U.S. Rep. Dennis Cardoza, D-Atwater, said blame has centered variously on the pumps that divert water to farmers and cities, on power plants, on invasive species, on a decline in the food chain and on toxic contamination. He said the lack of answers has been disappointing.

“Instead of seeing improvements, the problem seems to be getting worse,” Cardoza said. “Shutting down the pumps has wasted money and water and time.”

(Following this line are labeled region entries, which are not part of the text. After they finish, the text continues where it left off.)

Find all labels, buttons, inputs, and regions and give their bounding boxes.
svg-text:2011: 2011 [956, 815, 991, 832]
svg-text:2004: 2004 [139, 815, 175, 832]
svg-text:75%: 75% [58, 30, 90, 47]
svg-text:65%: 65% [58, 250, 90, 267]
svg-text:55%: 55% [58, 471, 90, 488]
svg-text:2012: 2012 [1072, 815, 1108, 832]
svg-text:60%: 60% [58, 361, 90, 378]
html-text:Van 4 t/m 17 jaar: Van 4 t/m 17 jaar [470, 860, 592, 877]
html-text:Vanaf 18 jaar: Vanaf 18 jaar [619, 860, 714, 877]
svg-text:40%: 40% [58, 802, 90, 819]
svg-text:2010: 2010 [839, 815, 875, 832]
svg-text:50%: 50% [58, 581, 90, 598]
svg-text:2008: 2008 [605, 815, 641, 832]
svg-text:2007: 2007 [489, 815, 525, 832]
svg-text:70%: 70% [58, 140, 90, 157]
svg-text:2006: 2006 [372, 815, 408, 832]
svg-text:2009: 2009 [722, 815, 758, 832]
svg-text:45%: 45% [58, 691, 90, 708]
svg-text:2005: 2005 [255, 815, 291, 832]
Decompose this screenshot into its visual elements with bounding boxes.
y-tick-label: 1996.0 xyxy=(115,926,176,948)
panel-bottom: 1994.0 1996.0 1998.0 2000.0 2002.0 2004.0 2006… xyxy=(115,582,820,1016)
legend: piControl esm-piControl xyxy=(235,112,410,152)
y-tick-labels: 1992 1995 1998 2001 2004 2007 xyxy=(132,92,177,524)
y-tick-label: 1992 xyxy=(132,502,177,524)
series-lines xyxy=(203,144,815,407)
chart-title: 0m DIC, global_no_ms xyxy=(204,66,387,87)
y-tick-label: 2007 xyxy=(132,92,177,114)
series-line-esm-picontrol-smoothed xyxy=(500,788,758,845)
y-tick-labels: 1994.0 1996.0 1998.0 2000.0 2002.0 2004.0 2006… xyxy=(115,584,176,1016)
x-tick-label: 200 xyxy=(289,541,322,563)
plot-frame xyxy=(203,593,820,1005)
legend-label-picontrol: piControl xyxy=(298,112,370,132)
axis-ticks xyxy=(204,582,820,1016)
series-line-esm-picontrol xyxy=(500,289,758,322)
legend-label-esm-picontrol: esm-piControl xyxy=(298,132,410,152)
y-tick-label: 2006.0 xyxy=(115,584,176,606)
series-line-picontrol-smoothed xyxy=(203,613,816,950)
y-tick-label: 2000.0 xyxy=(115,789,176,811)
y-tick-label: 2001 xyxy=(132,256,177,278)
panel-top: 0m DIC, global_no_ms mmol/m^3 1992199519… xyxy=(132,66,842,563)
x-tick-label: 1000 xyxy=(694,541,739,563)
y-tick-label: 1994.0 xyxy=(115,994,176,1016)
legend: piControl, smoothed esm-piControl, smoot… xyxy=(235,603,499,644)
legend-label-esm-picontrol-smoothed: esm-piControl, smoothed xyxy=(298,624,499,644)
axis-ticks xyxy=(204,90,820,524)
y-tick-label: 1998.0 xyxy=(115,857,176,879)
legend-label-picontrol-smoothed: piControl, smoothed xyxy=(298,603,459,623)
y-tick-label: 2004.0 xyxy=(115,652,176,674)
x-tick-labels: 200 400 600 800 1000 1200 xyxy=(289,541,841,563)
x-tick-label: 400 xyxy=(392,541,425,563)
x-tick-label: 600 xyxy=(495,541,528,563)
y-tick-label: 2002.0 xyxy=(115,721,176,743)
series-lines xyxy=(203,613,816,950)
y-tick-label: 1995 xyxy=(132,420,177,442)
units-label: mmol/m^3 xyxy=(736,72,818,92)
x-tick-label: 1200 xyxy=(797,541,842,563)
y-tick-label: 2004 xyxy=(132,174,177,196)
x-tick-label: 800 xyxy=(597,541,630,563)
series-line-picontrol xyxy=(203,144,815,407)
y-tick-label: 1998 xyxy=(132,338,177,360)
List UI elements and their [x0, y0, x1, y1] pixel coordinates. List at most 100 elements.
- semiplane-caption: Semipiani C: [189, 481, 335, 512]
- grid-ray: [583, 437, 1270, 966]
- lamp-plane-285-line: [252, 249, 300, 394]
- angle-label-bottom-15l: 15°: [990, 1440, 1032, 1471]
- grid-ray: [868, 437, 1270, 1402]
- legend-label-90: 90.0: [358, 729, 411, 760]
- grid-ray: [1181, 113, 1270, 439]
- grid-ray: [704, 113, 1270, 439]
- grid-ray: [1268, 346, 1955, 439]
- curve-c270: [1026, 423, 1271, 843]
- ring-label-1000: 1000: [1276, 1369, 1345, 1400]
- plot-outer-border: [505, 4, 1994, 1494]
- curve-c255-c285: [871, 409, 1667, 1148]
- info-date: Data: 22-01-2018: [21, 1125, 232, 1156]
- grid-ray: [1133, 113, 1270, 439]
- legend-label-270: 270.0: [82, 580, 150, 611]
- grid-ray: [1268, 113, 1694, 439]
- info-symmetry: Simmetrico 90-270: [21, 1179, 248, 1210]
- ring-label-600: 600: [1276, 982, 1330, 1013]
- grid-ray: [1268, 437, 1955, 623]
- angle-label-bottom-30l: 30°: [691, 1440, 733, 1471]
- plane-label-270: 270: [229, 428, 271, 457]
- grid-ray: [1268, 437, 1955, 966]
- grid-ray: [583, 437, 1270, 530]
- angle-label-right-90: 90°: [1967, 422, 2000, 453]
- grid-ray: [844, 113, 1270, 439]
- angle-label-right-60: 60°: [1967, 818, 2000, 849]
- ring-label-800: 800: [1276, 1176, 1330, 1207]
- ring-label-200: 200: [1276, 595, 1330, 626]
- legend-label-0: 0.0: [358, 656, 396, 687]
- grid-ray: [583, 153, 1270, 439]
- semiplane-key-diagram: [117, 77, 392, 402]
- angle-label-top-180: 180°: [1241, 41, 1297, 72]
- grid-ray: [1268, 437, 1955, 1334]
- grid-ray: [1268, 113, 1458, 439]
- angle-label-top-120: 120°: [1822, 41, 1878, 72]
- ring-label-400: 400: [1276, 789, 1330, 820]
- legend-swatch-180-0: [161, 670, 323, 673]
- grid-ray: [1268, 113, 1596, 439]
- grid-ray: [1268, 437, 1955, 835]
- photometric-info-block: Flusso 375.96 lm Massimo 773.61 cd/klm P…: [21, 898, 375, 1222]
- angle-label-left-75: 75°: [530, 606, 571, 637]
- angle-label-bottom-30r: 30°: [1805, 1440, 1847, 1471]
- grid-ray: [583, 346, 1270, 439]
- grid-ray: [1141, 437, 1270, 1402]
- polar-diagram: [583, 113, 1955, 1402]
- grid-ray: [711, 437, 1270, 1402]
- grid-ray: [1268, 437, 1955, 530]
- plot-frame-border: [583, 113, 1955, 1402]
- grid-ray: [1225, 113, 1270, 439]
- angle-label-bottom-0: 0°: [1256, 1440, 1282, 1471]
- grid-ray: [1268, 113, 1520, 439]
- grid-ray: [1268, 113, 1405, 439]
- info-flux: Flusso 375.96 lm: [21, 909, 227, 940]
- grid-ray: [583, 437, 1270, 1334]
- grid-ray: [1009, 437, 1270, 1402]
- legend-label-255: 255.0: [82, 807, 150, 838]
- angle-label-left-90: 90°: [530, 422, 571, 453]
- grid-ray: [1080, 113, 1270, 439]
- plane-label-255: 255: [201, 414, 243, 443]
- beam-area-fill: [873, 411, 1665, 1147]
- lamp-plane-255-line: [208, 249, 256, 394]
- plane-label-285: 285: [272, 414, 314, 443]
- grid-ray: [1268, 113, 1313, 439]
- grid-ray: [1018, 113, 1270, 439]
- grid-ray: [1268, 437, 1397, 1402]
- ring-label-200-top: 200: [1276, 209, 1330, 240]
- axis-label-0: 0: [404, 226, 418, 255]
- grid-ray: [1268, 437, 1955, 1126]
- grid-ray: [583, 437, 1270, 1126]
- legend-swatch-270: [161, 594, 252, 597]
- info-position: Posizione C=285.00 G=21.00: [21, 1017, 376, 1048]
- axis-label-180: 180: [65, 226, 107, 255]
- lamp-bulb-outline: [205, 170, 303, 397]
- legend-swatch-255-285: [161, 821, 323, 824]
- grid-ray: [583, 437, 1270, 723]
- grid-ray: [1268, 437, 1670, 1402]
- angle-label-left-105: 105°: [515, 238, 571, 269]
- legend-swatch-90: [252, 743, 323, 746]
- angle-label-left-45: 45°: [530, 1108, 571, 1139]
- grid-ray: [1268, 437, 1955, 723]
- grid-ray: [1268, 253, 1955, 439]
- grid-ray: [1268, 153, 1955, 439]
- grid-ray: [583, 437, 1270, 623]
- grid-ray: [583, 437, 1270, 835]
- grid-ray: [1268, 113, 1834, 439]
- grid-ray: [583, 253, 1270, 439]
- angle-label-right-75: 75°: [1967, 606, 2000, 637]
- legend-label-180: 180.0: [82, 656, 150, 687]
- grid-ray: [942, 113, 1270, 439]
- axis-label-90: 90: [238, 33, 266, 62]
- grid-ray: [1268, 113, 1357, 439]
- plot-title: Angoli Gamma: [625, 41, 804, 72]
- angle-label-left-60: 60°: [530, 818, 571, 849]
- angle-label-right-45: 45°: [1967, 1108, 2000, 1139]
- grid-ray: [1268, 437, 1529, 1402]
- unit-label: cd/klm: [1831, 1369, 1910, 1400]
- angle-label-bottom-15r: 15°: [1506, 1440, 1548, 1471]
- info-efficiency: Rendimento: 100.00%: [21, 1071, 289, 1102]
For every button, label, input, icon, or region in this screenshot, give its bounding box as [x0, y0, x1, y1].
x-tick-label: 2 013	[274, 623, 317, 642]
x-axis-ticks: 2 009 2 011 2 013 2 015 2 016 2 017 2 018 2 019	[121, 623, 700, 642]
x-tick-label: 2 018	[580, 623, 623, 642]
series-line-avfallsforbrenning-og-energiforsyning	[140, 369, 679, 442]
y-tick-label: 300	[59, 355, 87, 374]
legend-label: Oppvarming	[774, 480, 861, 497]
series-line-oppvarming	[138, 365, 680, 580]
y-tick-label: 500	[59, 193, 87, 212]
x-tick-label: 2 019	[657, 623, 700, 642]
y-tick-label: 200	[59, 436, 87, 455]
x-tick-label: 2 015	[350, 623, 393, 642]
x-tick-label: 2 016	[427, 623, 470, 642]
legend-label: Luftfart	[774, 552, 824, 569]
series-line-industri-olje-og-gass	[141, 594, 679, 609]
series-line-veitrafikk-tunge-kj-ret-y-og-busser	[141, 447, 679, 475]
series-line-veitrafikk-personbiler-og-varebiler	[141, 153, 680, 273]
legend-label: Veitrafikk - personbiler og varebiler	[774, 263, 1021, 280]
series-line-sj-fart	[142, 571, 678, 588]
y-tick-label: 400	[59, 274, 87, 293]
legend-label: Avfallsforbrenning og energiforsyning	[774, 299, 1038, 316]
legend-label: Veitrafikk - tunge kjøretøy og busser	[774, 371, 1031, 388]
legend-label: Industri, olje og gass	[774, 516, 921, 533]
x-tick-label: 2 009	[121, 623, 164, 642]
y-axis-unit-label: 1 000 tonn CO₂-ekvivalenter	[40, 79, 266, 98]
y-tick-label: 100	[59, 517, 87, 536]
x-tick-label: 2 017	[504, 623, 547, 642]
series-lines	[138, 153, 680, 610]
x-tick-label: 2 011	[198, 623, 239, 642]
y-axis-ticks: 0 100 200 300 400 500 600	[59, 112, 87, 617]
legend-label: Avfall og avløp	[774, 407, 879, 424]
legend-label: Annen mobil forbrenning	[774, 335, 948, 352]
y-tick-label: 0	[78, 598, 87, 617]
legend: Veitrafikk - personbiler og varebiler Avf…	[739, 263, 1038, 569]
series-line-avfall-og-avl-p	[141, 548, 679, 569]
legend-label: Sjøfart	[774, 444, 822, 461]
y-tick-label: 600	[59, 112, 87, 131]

Fishermen, environmentalists and political opponents of Pombo also attended the hearing in this port city south of Sacramento and said water diversions are primarily to blame for the delta's environmental decline.

U.S. Rep. George Miller, D-Martinez, criticized state and federal water managers for proposing an increase in pumping without first studying whether it will further damage the delta.

Biologists' previous recommendations to reduce pumping in an effort to save fish species have sometimes been ignored or delayed, said Miller, a former chairman of the committee.

“We really don't know yet” the effect of the pumping on fish, said Mike Chotkowski, a fisheries biologist with the U.S. Bureau of Reclamation, the agency that runs the federal pumps. “We're working on it.”

The delta is a complex ecosystem with many annual variables in water flow, temperature, pumping and other factors, Ted Sommer, chief of the California Department of Water Resources' aquatic ecology section, said in response to the criticism leveled Monday.

“We still have a lot of questions that we need to answer over the next couple of years,” he said.